Spain: Million Immigrants Given Residency in 2007

House in SpainNearly one million foreign citizens were granted permanent residency in Spain last year, bringing the official total, not counting illegal immigration, up to almost four million non-nationals residing in the country. According to government figures, Moroccans are the biggest immigrant population in Spain with around 650,000 of its citizens living there, followed by Romanians (604,000), Ecuadorians (396,000), Columbians (254,000) and British citizens (199,000). People from EU member countries made up 39% of Spain’s total foreign population in 2007, followed by South Americans (30%) and Africans (21%).

The Spanish tourist board believes that tourism is the driving force behind its country’s rising immigration and revealed that a record 59.2 million tourists hit Spanish shores in 2007 – a rise of 1.7% y-o-y.

The board’s statistics also showed that the Costa del Sol is still the most popular destination for tourists and that the Andalucian region also grew in popularity. It noted that UK citizens were still Spain’s biggest tourist group accounting for 27.5% of all foreign visitors, however, arrivals from North America have risen by 22% in 2007, totalling 1.1 million tourists from the continent.

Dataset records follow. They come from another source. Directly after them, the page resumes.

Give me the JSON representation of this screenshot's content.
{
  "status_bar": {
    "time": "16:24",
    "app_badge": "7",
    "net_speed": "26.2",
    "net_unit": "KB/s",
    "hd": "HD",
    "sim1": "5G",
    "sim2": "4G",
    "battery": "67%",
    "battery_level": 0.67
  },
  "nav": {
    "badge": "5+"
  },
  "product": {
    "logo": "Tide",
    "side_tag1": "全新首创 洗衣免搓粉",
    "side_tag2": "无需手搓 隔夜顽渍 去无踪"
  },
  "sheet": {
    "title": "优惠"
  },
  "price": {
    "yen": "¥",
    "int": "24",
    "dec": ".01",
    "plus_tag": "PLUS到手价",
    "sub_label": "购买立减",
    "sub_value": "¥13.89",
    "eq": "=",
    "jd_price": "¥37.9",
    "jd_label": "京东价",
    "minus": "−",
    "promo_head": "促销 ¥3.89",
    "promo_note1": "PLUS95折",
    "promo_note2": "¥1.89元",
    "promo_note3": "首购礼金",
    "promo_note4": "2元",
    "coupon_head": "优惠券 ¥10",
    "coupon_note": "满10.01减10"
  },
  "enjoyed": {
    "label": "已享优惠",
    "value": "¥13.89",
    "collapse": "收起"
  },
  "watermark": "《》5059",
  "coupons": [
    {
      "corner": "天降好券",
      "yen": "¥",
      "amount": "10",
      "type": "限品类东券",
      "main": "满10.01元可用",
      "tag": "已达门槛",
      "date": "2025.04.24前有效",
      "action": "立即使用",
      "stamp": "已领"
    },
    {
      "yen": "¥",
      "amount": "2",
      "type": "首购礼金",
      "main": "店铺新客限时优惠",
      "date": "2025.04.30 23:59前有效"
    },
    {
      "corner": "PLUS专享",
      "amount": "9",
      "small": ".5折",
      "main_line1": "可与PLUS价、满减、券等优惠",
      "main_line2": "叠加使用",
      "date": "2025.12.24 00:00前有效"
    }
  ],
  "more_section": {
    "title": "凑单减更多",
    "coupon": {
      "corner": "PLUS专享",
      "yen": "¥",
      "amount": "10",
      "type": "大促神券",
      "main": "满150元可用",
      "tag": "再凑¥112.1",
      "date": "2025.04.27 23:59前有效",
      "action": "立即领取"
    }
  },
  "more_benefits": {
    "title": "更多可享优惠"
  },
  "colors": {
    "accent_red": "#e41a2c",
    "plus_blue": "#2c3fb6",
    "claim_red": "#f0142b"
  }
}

Low cost airlines accounted for a significant proportion of carriers travelling to Spain, flying 24 million tourists to the country in 2007 – a 34% rise y-o-y. Ryanair led the way carrying 5.4 million passengers followed by easyJet with 4.2 million. Malaga was the principal entry point accounting for 3.6 million passengers travelling via budget airlines, while six out of every ten tourists ended up holidaying on the Costa del Sol.

28 February, 2008

Comments

Lenox - a comment on: March 17, 2008, 9:48 am

Spain’s tourism policy is firmly controlled by hoteliers. So many millions of tourists, at five days each in Spain… equals… well, not very much actually, as the holidays are paid for in England, or Germany or wherever. The hotels attempt to keep their customers ‘on site’ to not go out and spend their small purses in the local community. Despite what we read, the hotels don’t to much for the Spanish economy. The staff in those hotels, by the way, these days are all Rumanians…
But European residents are living here all year long. Despite never staying in crap tour-hotels and therefore not being of interest to ‘the experts’, we are pumping money into the economy twelve months of the year. We buy houses, cars, washing machines, food, clothes, drink, go out to restaurants, stay in Paradores, visit the interior of Spain, go to Granada, Cacares, Cuenca and Badajoz. We will stay here in Spain and not decide to ‘do the Caribbean’ next year. We will decorate and improve our surroundings. We will join in our community activities and strengthen our adopted pueblo.
The Spanish have only the haziest idea of how many we are. There is a big difference between the 199,000 Brits quoted in the article above and the estimated one million Brits living in Spain according to the British Foreign Office.